2. La sanción impuesta a la actora lo fue por no haber dado cumplimiento a lo dispuesto en el artículo 3º de la Resolución 60 de 1993, expedida por el Conpes, cuyo texto es como sigue:

“ART. 3º—Obligaciones del inversionista colombiano: El titular de una inversión colombiana en el exterior debe cumplir con las siguiente, obligaciones:

a) Registrar la inversión ante el Banco de la República dentro de los tres (3) meses siguientes a la fecha en que se haya realizado la inversión...”.

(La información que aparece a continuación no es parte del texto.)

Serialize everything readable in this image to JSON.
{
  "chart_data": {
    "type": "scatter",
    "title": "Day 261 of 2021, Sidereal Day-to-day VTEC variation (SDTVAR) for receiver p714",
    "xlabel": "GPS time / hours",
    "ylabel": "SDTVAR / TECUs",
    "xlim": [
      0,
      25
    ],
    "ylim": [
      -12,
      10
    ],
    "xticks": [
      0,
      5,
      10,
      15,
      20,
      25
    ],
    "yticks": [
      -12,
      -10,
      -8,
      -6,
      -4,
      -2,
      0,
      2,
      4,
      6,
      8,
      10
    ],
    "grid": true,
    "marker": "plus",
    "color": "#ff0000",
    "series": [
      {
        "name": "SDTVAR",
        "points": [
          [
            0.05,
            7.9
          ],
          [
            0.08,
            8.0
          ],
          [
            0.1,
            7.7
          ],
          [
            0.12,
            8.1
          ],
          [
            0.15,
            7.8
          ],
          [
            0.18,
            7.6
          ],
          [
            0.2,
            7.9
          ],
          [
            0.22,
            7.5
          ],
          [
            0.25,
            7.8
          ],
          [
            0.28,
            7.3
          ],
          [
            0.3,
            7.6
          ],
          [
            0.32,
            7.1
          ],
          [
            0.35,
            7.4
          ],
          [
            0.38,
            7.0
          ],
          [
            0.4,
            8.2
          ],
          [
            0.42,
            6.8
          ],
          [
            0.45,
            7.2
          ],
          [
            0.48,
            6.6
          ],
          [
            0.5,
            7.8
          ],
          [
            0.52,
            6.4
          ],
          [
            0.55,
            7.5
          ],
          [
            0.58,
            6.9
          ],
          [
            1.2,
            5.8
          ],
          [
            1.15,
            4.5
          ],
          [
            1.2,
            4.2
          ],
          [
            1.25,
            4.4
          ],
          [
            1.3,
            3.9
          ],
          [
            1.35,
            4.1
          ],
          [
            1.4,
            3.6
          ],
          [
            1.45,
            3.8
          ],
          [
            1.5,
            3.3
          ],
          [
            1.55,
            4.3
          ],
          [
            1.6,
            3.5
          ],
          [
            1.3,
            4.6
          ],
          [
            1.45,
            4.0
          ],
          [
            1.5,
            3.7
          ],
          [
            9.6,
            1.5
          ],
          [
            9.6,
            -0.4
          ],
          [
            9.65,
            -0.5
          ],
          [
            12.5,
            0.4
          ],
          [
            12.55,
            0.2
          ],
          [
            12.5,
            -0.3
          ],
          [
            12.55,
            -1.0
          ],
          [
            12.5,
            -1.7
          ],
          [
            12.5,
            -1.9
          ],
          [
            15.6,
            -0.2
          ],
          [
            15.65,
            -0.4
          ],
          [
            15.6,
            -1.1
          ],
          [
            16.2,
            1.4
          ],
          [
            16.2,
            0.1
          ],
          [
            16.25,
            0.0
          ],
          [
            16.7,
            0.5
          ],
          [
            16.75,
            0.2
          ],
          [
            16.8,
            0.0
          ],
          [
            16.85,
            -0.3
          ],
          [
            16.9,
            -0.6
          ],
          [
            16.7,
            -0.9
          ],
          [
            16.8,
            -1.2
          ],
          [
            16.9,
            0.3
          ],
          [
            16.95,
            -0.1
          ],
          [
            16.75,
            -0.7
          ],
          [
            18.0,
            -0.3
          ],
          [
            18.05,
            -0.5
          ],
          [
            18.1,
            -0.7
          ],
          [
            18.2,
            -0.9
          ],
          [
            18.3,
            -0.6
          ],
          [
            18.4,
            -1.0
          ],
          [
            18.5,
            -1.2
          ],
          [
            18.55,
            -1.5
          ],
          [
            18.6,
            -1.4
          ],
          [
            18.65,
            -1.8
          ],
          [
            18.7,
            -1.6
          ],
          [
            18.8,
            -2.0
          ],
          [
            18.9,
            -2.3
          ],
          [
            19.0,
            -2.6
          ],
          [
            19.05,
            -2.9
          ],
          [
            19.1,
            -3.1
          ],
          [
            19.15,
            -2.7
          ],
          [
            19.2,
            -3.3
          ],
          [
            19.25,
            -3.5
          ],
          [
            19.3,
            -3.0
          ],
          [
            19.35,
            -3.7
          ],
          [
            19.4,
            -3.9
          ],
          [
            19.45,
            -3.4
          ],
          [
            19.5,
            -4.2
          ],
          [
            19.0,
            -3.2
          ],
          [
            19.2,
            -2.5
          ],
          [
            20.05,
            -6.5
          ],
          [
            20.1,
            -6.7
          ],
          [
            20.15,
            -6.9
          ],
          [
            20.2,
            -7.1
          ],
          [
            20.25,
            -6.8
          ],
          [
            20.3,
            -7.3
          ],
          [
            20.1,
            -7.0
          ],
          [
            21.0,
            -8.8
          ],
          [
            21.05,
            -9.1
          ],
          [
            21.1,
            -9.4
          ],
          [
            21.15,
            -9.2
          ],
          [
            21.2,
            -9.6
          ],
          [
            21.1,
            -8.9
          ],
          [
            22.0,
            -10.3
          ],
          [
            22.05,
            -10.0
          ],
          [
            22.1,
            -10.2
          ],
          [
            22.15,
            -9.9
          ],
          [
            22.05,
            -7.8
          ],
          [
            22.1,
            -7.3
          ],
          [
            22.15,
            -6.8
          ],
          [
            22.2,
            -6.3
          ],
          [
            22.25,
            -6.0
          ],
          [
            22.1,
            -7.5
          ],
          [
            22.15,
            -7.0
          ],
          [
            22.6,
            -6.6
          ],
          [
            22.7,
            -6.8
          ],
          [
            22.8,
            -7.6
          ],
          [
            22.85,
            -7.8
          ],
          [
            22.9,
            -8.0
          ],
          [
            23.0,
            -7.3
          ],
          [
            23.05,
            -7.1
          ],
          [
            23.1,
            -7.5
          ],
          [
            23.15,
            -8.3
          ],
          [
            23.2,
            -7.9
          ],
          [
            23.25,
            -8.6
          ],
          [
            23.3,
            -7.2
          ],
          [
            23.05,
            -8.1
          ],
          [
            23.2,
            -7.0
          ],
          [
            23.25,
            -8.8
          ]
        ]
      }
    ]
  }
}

Como quiera que la norma transcrita tuvo como fundamento la Ley 9ª de 1991, cuyos artículos 1º y 3º en lo relativo a la función del Conpes de regular los cambios internacionales, la Sala debe concluir con que las resoluciones acusadas se encuentran viciadas de nulidad, al haber impuesto a la sociedad actora la sanción en ellas contenida por unos hechos ocurridos los días 3, 17 y 22 de diciembre de 1993, con base en una disposición respecto de la cual, primero, quien la expidió carecía de competencia a partir de la Constitución de 1991; y, segundo, su fundamento normativo había sido declarado inexequible».

(Sentencia de octubre 8 de 1998. Expediente 5015. Consejero Ponente: Dr. Juan Alberto Polo Figueroa).